Diantaranya suku terkenal sebagai penyelam mutiara di teluk Manar. Mereka juga
menggunakan perahu bercadik, sedangkan suku Shanar kehidupannya terutama dari
perkebunan kelapa. Tanaman kelapa tersebut diperkirakan berasal dari Indonesia
melalui Srilangka.
d.
Gelombang
Kedatangan Penduduk dari Asia Daratan ke Wilayah Nusantara
Berdasarkan
fosil-fosil yang telah di temukan di wilayah Indonesia dapat diketahui bahwa
sejak 2 juta tahun yang lalu wilayah ini telah di huni. Penhuninya adalah
manusia-manusia purba dengan kebudayaan seperti : meganthropus paleojavanicus,
pithecanthropus erectus, pithecanthropus soloensis dan homo wajakensis.

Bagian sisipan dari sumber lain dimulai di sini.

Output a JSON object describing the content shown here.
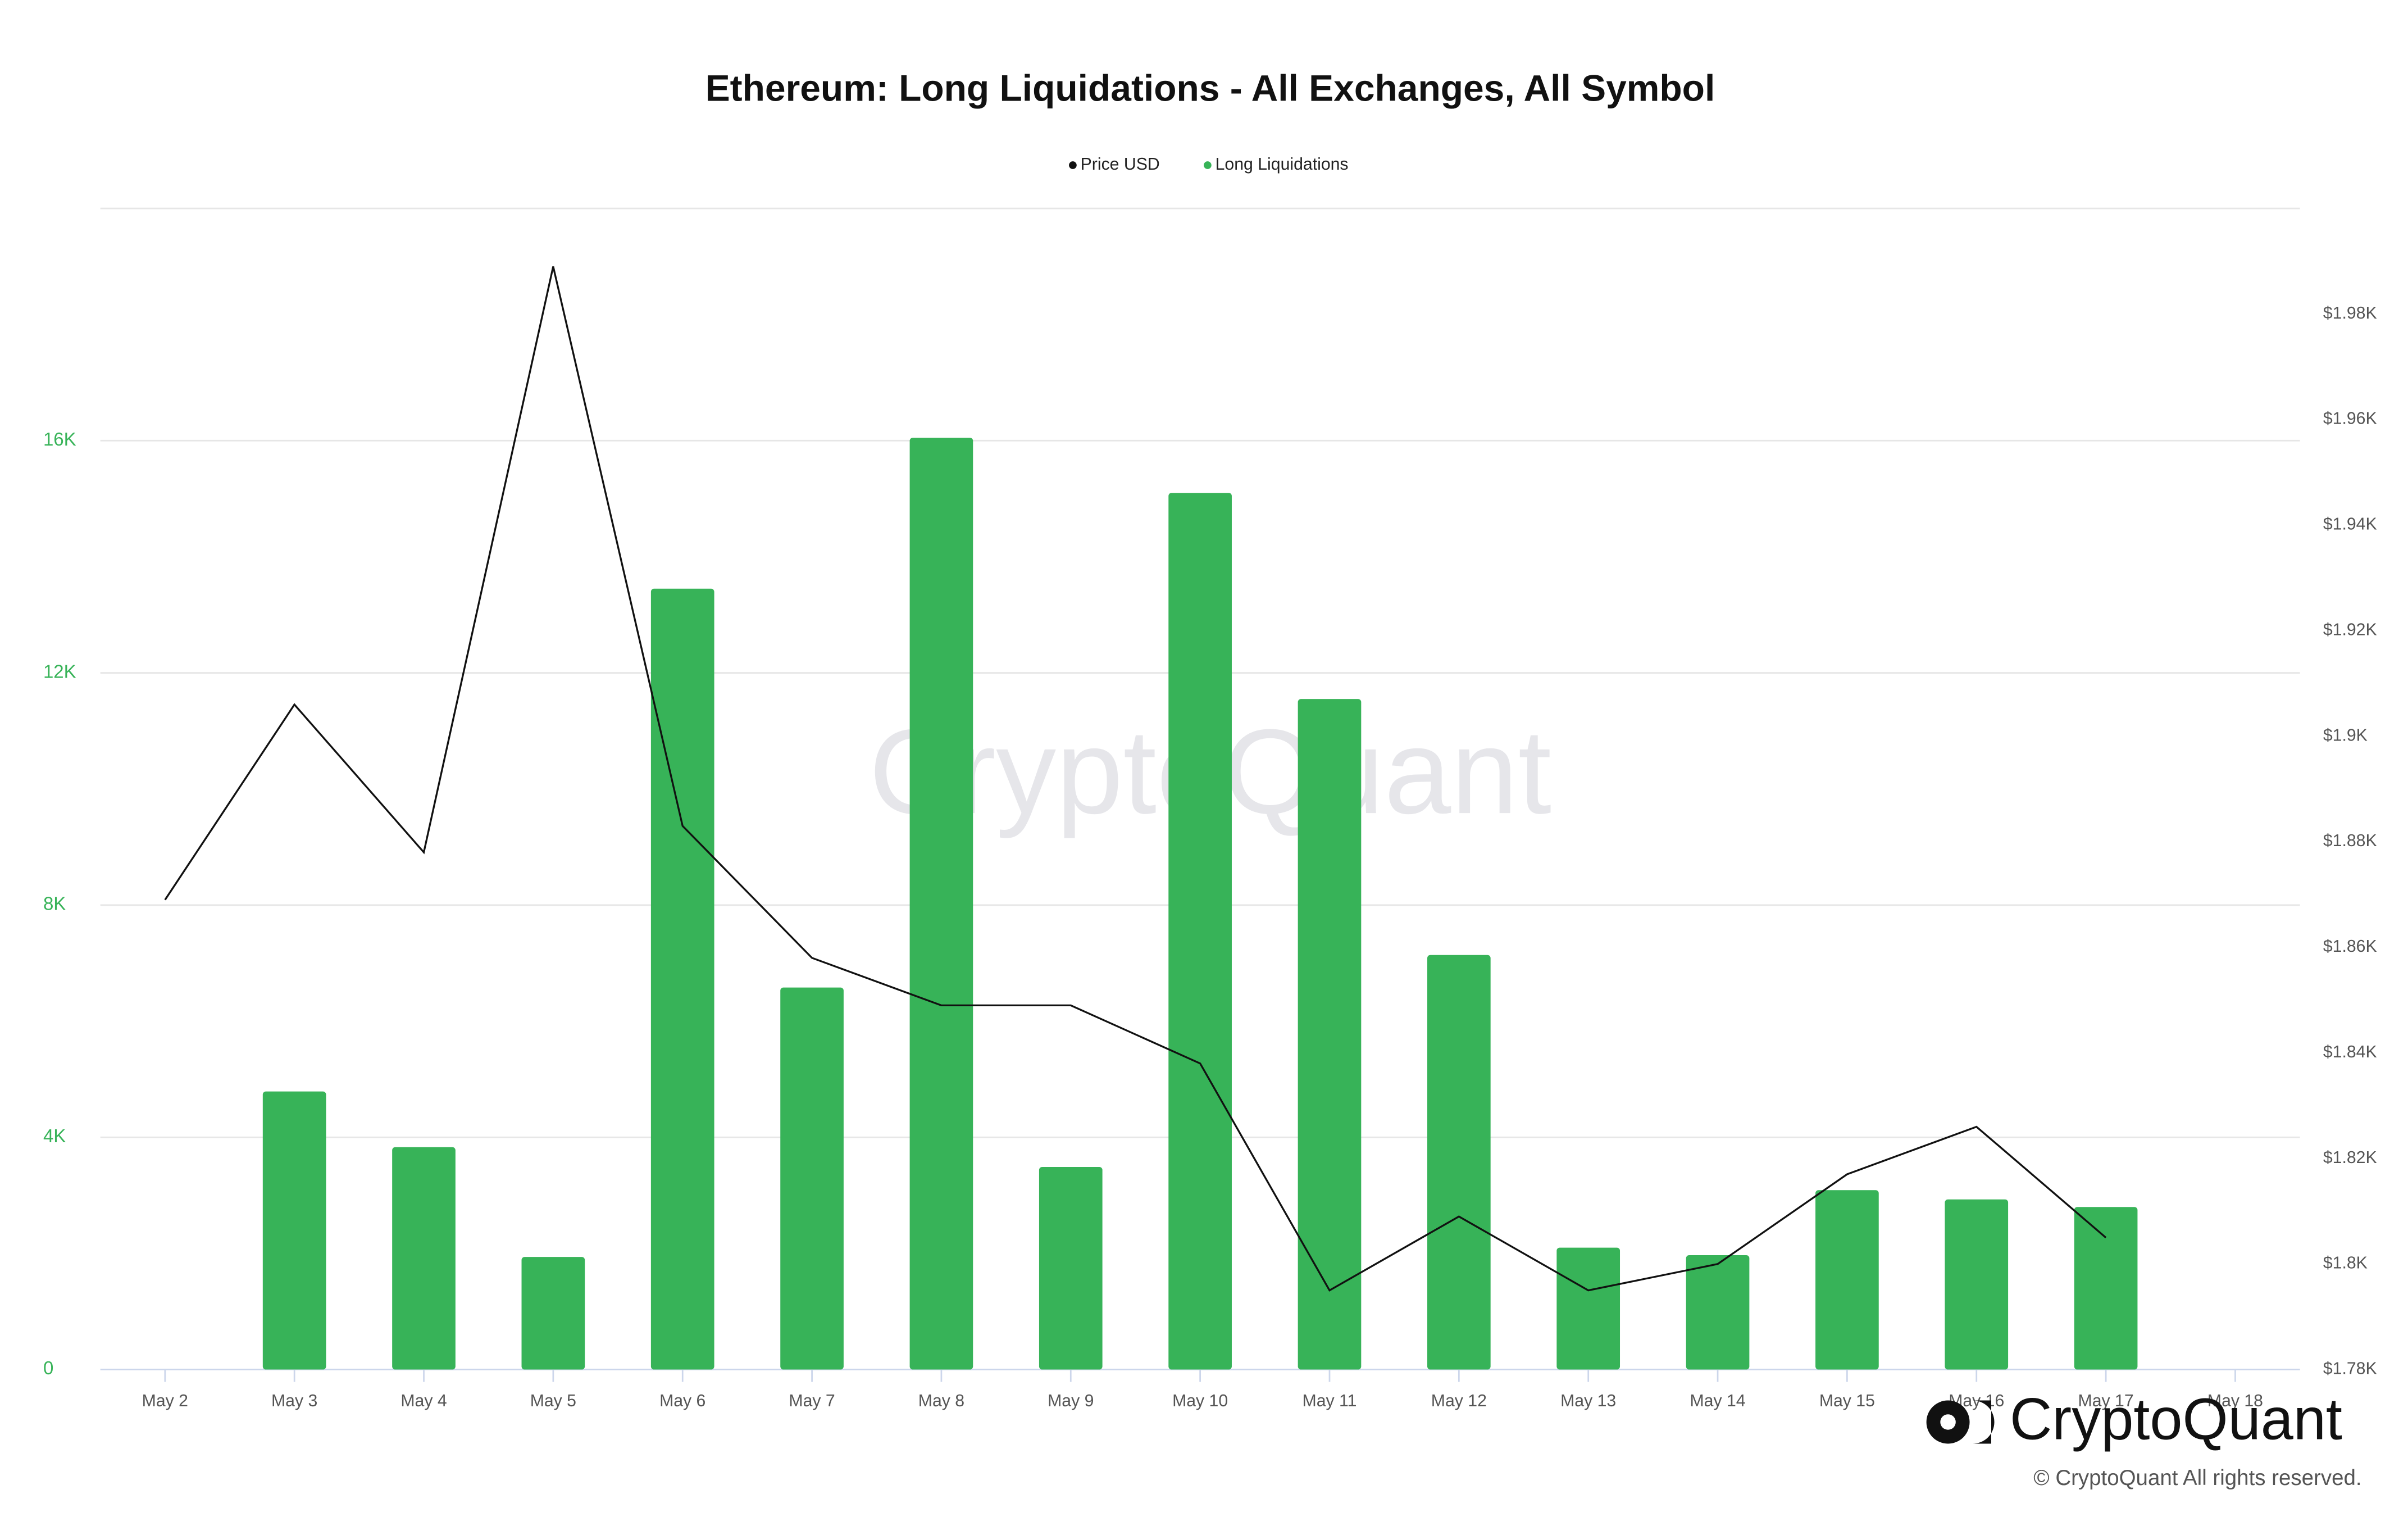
{
  "chart_data": {
    "type": "bar",
    "title": "Ethereum: Long Liquidations - All Exchanges, All Symbol",
    "watermark": "CryptoQuant",
    "brand": "CryptoQuant",
    "copyright": "© CryptoQuant All rights reserved.",
    "categories": [
      "May 2",
      "May 3",
      "May 4",
      "May 5",
      "May 6",
      "May 7",
      "May 8",
      "May 9",
      "May 10",
      "May 11",
      "May 12",
      "May 13",
      "May 14",
      "May 15",
      "May 16",
      "May 17",
      "May 18"
    ],
    "series": [
      {
        "name": "Price USD",
        "color": "#111111",
        "type": "line",
        "axis": "y2",
        "values": [
          1869,
          1906,
          1878,
          1989,
          1883,
          1858,
          1849,
          1849,
          1838,
          1795,
          1809,
          1795,
          1800,
          1817,
          1826,
          1805,
          null
        ]
      },
      {
        "name": "Long Liquidations",
        "color": "#37b358",
        "type": "bar",
        "values": [
          null,
          4790,
          3830,
          1940,
          13450,
          6580,
          16050,
          3490,
          15100,
          11550,
          7140,
          2100,
          1970,
          3090,
          2930,
          2800,
          null
        ]
      }
    ],
    "ylim": [
      0,
      20000
    ],
    "yticks": [
      0,
      {
        "value": 4000,
        "label": "4K"
      },
      {
        "value": 8000,
        "label": "8K"
      },
      {
        "value": 12000,
        "label": "12K"
      },
      {
        "value": 16000,
        "label": "16K"
      }
    ],
    "y2lim": [
      1780,
      2000
    ],
    "y2ticks": [
      {
        "value": 1780,
        "label": "$1.78K"
      },
      {
        "value": 1800,
        "label": "$1.8K"
      },
      {
        "value": 1820,
        "label": "$1.82K"
      },
      {
        "value": 1840,
        "label": "$1.84K"
      },
      {
        "value": 1860,
        "label": "$1.86K"
      },
      {
        "value": 1880,
        "label": "$1.88K"
      },
      {
        "value": 1900,
        "label": "$1.9K"
      },
      {
        "value": 1920,
        "label": "$1.92K"
      },
      {
        "value": 1940,
        "label": "$1.94K"
      },
      {
        "value": 1960,
        "label": "$1.96K"
      },
      {
        "value": 1980,
        "label": "$1.98K"
      }
    ],
    "grid": true,
    "legend": "top"
  }
}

Manusia-manusia purba ini utamanya homo wajakensis lebih mirip dengan
manusia-manusia yang kini dikenal sebagai penduduk asli Australia, aborigin.
Dengan
demikian,”penduduk asli Indonesia” adalah kaum negroid atau melanesoid atau
astroloid, yang berkulit hitam. Wilayah nusantara kemudian kedatangan bangsa
melanesoid yang berasal dari Tonkin, tepatnya dari bacson-hoabinh. Dari
artefak-artefak yang ditemukan di tempat asalnya menunjukan bahwa induk bangsa
ini berkulit hitam, berbadan kecil dan termasuk tipe veddoid-austrolaid.

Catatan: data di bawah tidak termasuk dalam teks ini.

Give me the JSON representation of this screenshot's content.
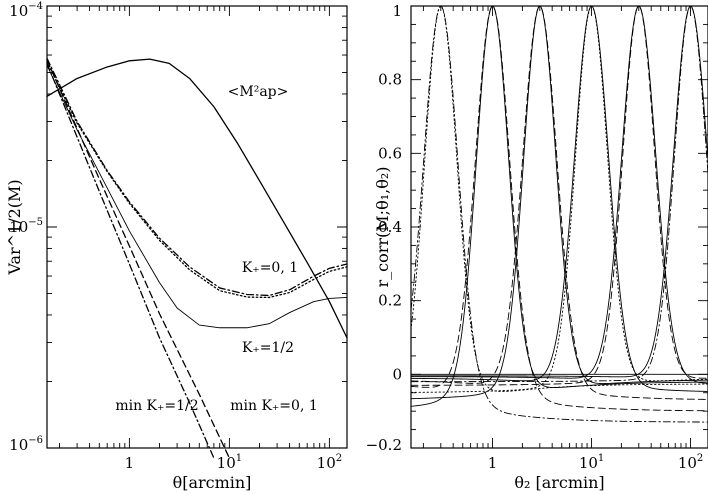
{
  "chart_data": [
    {
      "type": "line",
      "xlabel": "θ[arcmin]",
      "ylabel": "Var^1/2(M)",
      "xscale": "log",
      "yscale": "log",
      "xlim": [
        0.15,
        150
      ],
      "ylim": [
        1e-06,
        0.0001
      ],
      "x_ticklabels": [
        {
          "value": 1,
          "label": "1"
        },
        {
          "value": 10,
          "label": "10",
          "sup": "1"
        },
        {
          "value": 100,
          "label": "10",
          "sup": "2"
        }
      ],
      "y_ticklabels": [
        {
          "value": 0.0001,
          "label": "10",
          "sup": "−4"
        },
        {
          "value": 1e-05,
          "label": "10",
          "sup": "−5"
        },
        {
          "value": 1e-06,
          "label": "10",
          "sup": "−6"
        }
      ],
      "annotations": {
        "map": "<M²ap>",
        "k1": "K₊=0, 1",
        "k_half": "K₊=1/2",
        "min_half": "min K₊=1/2",
        "min_01": "min K₊=0, 1"
      },
      "series": [
        {
          "style": "solid",
          "points": [
            [
              0.15,
              3.9e-05
            ],
            [
              0.3,
              4.7e-05
            ],
            [
              0.6,
              5.3e-05
            ],
            [
              1,
              5.65e-05
            ],
            [
              1.6,
              5.75e-05
            ],
            [
              2.5,
              5.5e-05
            ],
            [
              4,
              4.7e-05
            ],
            [
              7,
              3.5e-05
            ],
            [
              12,
              2.4e-05
            ],
            [
              20,
              1.62e-05
            ],
            [
              35,
              1.05e-05
            ],
            [
              60,
              6.9e-06
            ],
            [
              100,
              4.6e-06
            ],
            [
              150,
              3.15e-06
            ]
          ]
        },
        {
          "style": "dashdot",
          "points": [
            [
              0.15,
              5.8e-05
            ],
            [
              0.3,
              3e-05
            ],
            [
              0.6,
              1.8e-05
            ],
            [
              1,
              1.3e-05
            ],
            [
              2,
              8.9e-06
            ],
            [
              4,
              6.6e-06
            ],
            [
              8,
              5.3e-06
            ],
            [
              15,
              4.95e-06
            ],
            [
              25,
              4.9e-06
            ],
            [
              40,
              5.2e-06
            ],
            [
              70,
              6e-06
            ],
            [
              100,
              6.5e-06
            ],
            [
              150,
              6.8e-06
            ]
          ]
        },
        {
          "style": "dotted",
          "points": [
            [
              0.15,
              5.6e-05
            ],
            [
              0.3,
              2.95e-05
            ],
            [
              0.6,
              1.78e-05
            ],
            [
              1,
              1.28e-05
            ],
            [
              2,
              8.7e-06
            ],
            [
              4,
              6.4e-06
            ],
            [
              8,
              5.15e-06
            ],
            [
              15,
              4.82e-06
            ],
            [
              25,
              4.8e-06
            ],
            [
              40,
              5.05e-06
            ],
            [
              70,
              5.8e-06
            ],
            [
              100,
              6.3e-06
            ],
            [
              150,
              6.6e-06
            ]
          ]
        },
        {
          "style": "solid",
          "width": 0.9,
          "points": [
            [
              0.15,
              5.4e-05
            ],
            [
              0.3,
              2.75e-05
            ],
            [
              0.6,
              1.5e-05
            ],
            [
              1,
              9.6e-06
            ],
            [
              2,
              5.6e-06
            ],
            [
              3,
              4.3e-06
            ],
            [
              5,
              3.6e-06
            ],
            [
              8,
              3.5e-06
            ],
            [
              15,
              3.5e-06
            ],
            [
              25,
              3.65e-06
            ],
            [
              40,
              4.1e-06
            ],
            [
              70,
              4.6e-06
            ],
            [
              100,
              4.75e-06
            ],
            [
              150,
              4.8e-06
            ]
          ]
        },
        {
          "style": "dashdot",
          "points": [
            [
              0.15,
              5.5e-05
            ],
            [
              0.5,
              1.45e-05
            ],
            [
              1,
              6.8e-06
            ],
            [
              2,
              3.15e-06
            ],
            [
              4,
              1.6e-06
            ],
            [
              7,
              9e-07
            ]
          ]
        },
        {
          "style": "dashed",
          "points": [
            [
              0.15,
              5.7e-05
            ],
            [
              0.5,
              1.65e-05
            ],
            [
              1,
              8.2e-06
            ],
            [
              2,
              4.05e-06
            ],
            [
              5,
              1.75e-06
            ],
            [
              10,
              9e-07
            ]
          ]
        }
      ]
    },
    {
      "type": "line",
      "xlabel": "θ₂ [arcmin]",
      "ylabel": "r_corr(M;θ₁,θ₂)",
      "xscale": "log",
      "xlim": [
        0.15,
        150
      ],
      "ylim": [
        -0.2,
        1
      ],
      "x_ticklabels": [
        {
          "value": 1,
          "label": "1"
        },
        {
          "value": 10,
          "label": "10",
          "sup": "1"
        },
        {
          "value": 100,
          "label": "10",
          "sup": "2"
        }
      ],
      "y_ticks": [
        -0.2,
        0,
        0.2,
        0.4,
        0.6,
        0.8,
        1
      ],
      "y_ticklabels": [
        "−0.2",
        "0",
        "0.2",
        "0.4",
        "0.6",
        "0.8",
        "1"
      ],
      "peaks": [
        {
          "theta1": 0.3,
          "styles": [
            "dotted",
            "dashdot"
          ],
          "tail": -0.13
        },
        {
          "theta1": 1,
          "styles": [
            "solid",
            "dashed"
          ],
          "tail": -0.1
        },
        {
          "theta1": 3,
          "styles": [
            "solid",
            "dashed"
          ],
          "tail": -0.07
        },
        {
          "theta1": 10,
          "styles": [
            "dotted",
            "solid"
          ],
          "tail": -0.05
        },
        {
          "theta1": 30,
          "styles": [
            "dashed",
            "solid"
          ],
          "tail": -0.03
        },
        {
          "theta1": 100,
          "styles": [
            "dashdot",
            "solid"
          ],
          "tail": -0.02
        }
      ]
    }
  ]
}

Sebelum didatangi bangsa-bangsa pengembara dari luar, tanah dinusantara belum
menjadi kepemilikan siapa pun. Hal ini berbeda dengan Manusia Indonesia Purba
yang tidak memerlukan tanah sebagai modal untuk hidup karena mereka
berpindah-pindah. Ketika sampai di satu tempat yang dilakukannya adalah
mengumpulkan makanan (food gathering). Biasanya mencari lembah-lembah atau
wilayah yang terdapat aliran sungai untuk mendapatkan ikan atau kerang
(terbukti dengan ditemukannya fosil-fosil manusia purba diwilayah nusantara di
lembah-lembah sungai), walaupun tidak tertutup kemungkinan ada pula yang
memilih mencari di pedalaman. Ketika bangsa Melanesoid datang, mereka mulai
menetap, walaupun seminomaden. Jika sudah tidak mendapatkan lagi makanan mereka
akanpindah. Oleh karena itu, mereka memilih daerah yang banyak menghasilkan.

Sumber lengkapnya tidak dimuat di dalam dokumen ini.